De boeken van Eric Vanhaute
Een leven tussen, van, voor boeken? Wat zal het zijn? Maakt het wat uit? Zijn er straks nog boeken? Lezen we die nog? Wat lazen we? (En, wat lezen de studenten vandaag nog?).
Teveel vragen. Maar toch, hier is een lijstje van 21 boeken die me om heel diverse redenen zijn bijgebleven. Lijstjes zijn lijstjes en dus meestal vervelend. En confronterend, want dit gaat over het verleden, en dat betekent dat er genoeg verleden is om over na te denken.
Het is een mentale terugreis geworden, een chronologie van mezelf in een veranderende tijd. Zo werd het toch een avontuur, een zoektocht in de eigen kasten, een graaftocht in het eigen geheugen, een trip down memory lane. De historicus van het grote leven wordt even een chroniqueur van de eigen geschiedenis.
(de jaartallen bij de titels verwijzen naar mijn eerste contact met het boek, in een chronologische orde)
- Vlaamse Filmkens (midden jaren 1960)
Mijn vader was dorpsonderwijzer in mijn geboorteplek Wortel. Daarnaast beheerde hij ook de piepkleine gemeentelijke bibliotheek in de oude lagere school. Hier kon ik onbeperkt putten uit de enorme stapel Vlaamse Filmkens (later: Vlaamse Filmpjes), verzameld in enkele kartonnen dozen strategisch geplaatst voor de kasten met boeken waaruit we absoluut niet mochten kiezen. Decennia lang publiceerde de uitgeverij Averbode elke week een nieuw verhaal. Het is een boutade dat de Vlaamse jeugd leerde lezen met deze piepkleine boekjes, immer 32 bladzijden dik. Dat klopt zeker voor mij, ik en mijn vrienden verslonden ze met stapels. De verhalen deden ons wegdromen naar de meest vreemde oorden en bizarre tijden, van historische verhalen tot wat we nu fantasy noemen, van griezelverhalen tot detectives. De verbeelding aan de macht! - Nieuwe Geïllustreerde Wereldgeschiedenis, Deel 1 (1966-1970)

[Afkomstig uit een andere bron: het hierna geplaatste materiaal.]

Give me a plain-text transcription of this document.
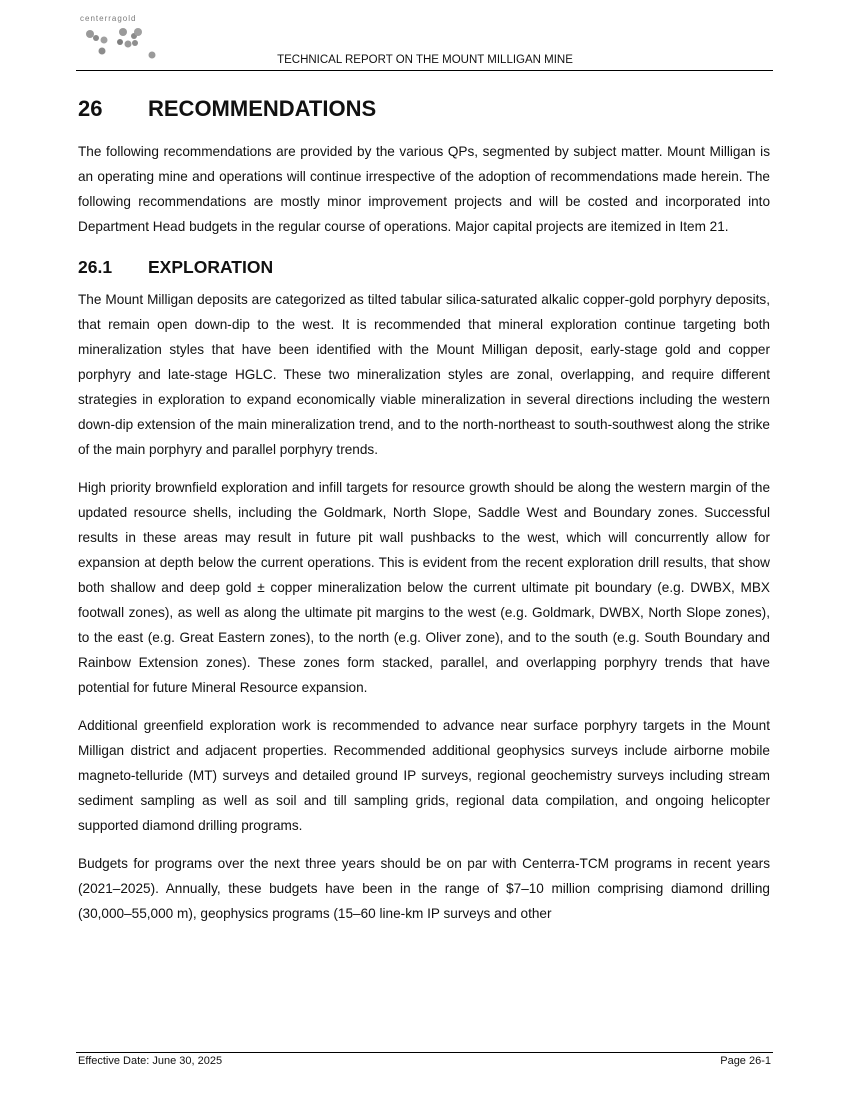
centerragold
TECHNICAL REPORT ON THE MOUNT MILLIGAN MINE
26	RECOMMENDATIONS

The following recommendations are provided by the various QPs, segmented by subject matter. Mount Milligan is an operating mine and operations will continue irrespective of the adoption of recommendations made herein. The following recommendations are mostly minor improvement projects and will be costed and incorporated into Department Head budgets in the regular course of operations. Major capital projects are itemized in Item 21.

26.1	EXPLORATION

The Mount Milligan deposits are categorized as tilted tabular silica-saturated alkalic copper-gold porphyry deposits, that remain open down-dip to the west. It is recommended that mineral exploration continue targeting both mineralization styles that have been identified with the Mount Milligan deposit, early-stage gold and copper porphyry and late-stage HGLC. These two mineralization styles are zonal, overlapping, and require different strategies in exploration to expand economically viable mineralization in several directions including the western down-dip extension of the main mineralization trend, and to the north-northeast to south-southwest along the strike of the main porphyry and parallel porphyry trends.

High priority brownfield exploration and infill targets for resource growth should be along the western margin of the updated resource shells, including the Goldmark, North Slope, Saddle West and Boundary zones. Successful results in these areas may result in future pit wall pushbacks to the west, which will concurrently allow for expansion at depth below the current operations. This is evident from the recent exploration drill results, that show both shallow and deep gold ± copper mineralization below the current ultimate pit boundary (e.g. DWBX, MBX footwall zones), as well as along the ultimate pit margins to the west (e.g. Goldmark, DWBX, North Slope zones), to the east (e.g. Great Eastern zones), to the north (e.g. Oliver zone), and to the south (e.g. South Boundary and Rainbow Extension zones). These zones form stacked, parallel, and overlapping porphyry trends that have potential for future Mineral Resource expansion.

Additional greenfield exploration work is recommended to advance near surface porphyry targets in the Mount Milligan district and adjacent properties. Recommended additional geophysics surveys include airborne mobile magneto-telluride (MT) surveys and detailed ground IP surveys, regional geochemistry surveys including stream sediment sampling as well as soil and till sampling grids, regional data compilation, and ongoing helicopter supported diamond drilling programs.

Budgets for programs over the next three years should be on par with Centerra-TCM programs in recent years (2021–2025). Annually, these budgets have been in the range of $7–10 million comprising diamond drilling (30,000–55,000 m), geophysics programs (15–60 line-km IP surveys and other

Effective Date: June 30, 2025	Page 26-1
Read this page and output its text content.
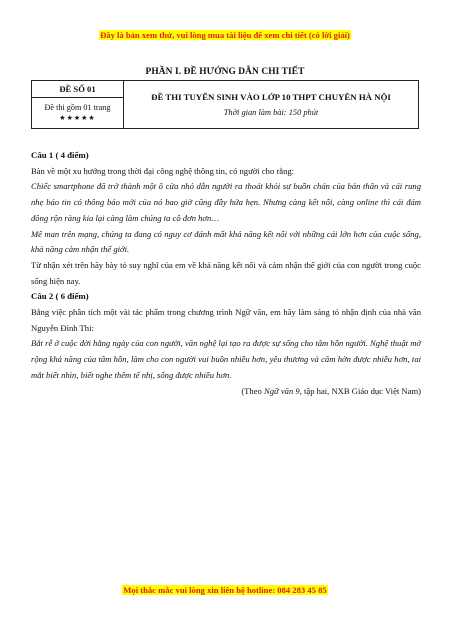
Đây là bản xem thử, vui lòng mua tài liệu để xem chi tiết (có lời giải)
PHẦN I. ĐỀ HƯỚNG DẪN CHI TIẾT
ĐỀ SỐ 01	
ĐỀ THI TUYỂN SINH VÀO LỚP 10 THPT CHUYÊN HÀ NỘI
Thời gian làm bài: 150 phút

Đề thi gồm 01 trang
★★★★★

Câu 1 ( 4 điểm)

Bàn về một xu hướng trong thời đại công nghệ thông tin, có người cho rằng:

Chiếc smartphone đã trở thành một ô cửa nhỏ dẫn người ra thoát khỏi sự buồn chán của bản thân và cái rung nhẹ báo tin có thông báo mới của nó bao giờ cũng đầy hứa hẹn. Nhưng càng kết nối, càng online thì cái đám đông rộn ràng kia lại càng làm chúng ta cô đơn hơn…

Mê man trên mạng, chúng ta đang có nguy cơ đánh mất khả năng kết nối với những cái lớn hơn của cuộc sống, khả năng cảm nhận thế giới.

Từ nhận xét trên hãy bày tỏ suy nghĩ của em về khả năng kết nối và cảm nhận thế giới của con người trong cuộc sống hiện nay.

Câu 2 ( 6 điểm)

Bằng việc phân tích một vài tác phẩm trong chương trình Ngữ văn, em hãy làm sáng tỏ nhận định của nhà văn Nguyễn Đình Thi:

Bắt rễ ở cuộc đời hằng ngày của con người, văn nghệ lại tạo ra được sự sống cho tâm hồn người. Nghệ thuật mở rộng khả năng của tâm hồn, làm cho con người vui buồn nhiều hơn, yêu thương và căm hờn được nhiều hơn, tai mắt biết nhìn, biết nghe thêm tế nhị, sống được nhiều hơn.

(Theo Ngữ văn 9, tập hai, NXB Giáo dục Việt Nam)

Mọi thắc mắc vui lòng xin liên hệ hotline: 084 283 45 85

Ik moet zeven of acht jaar oud geweest zijn toen mijn ouders mij het eerste deel van de Nieuwe Geïllustreerde Wereldgeschiedenis cadeau gaven. Hoe konden ze weten…? Vier jaren lang, telkens op mijn verjaardag en tijdens de vroege ochtend van Sinterklaas, verzamelde ik de acht delen, die ik, naar hun staat te zien, heb verslonden. Ik had geen fictie nodig om te fantaseren over verre en vreemde werelden, onze eigen geschiedenis is al avontuurlijk genoeg. ‘Ieder van ons is deel van de geschiedenis’ staat bij het voorwoord van deel 1. Dit is sindsdien een lijfspreuk gebleven. - Jan Cremer, Ik Jan Cremer (1975)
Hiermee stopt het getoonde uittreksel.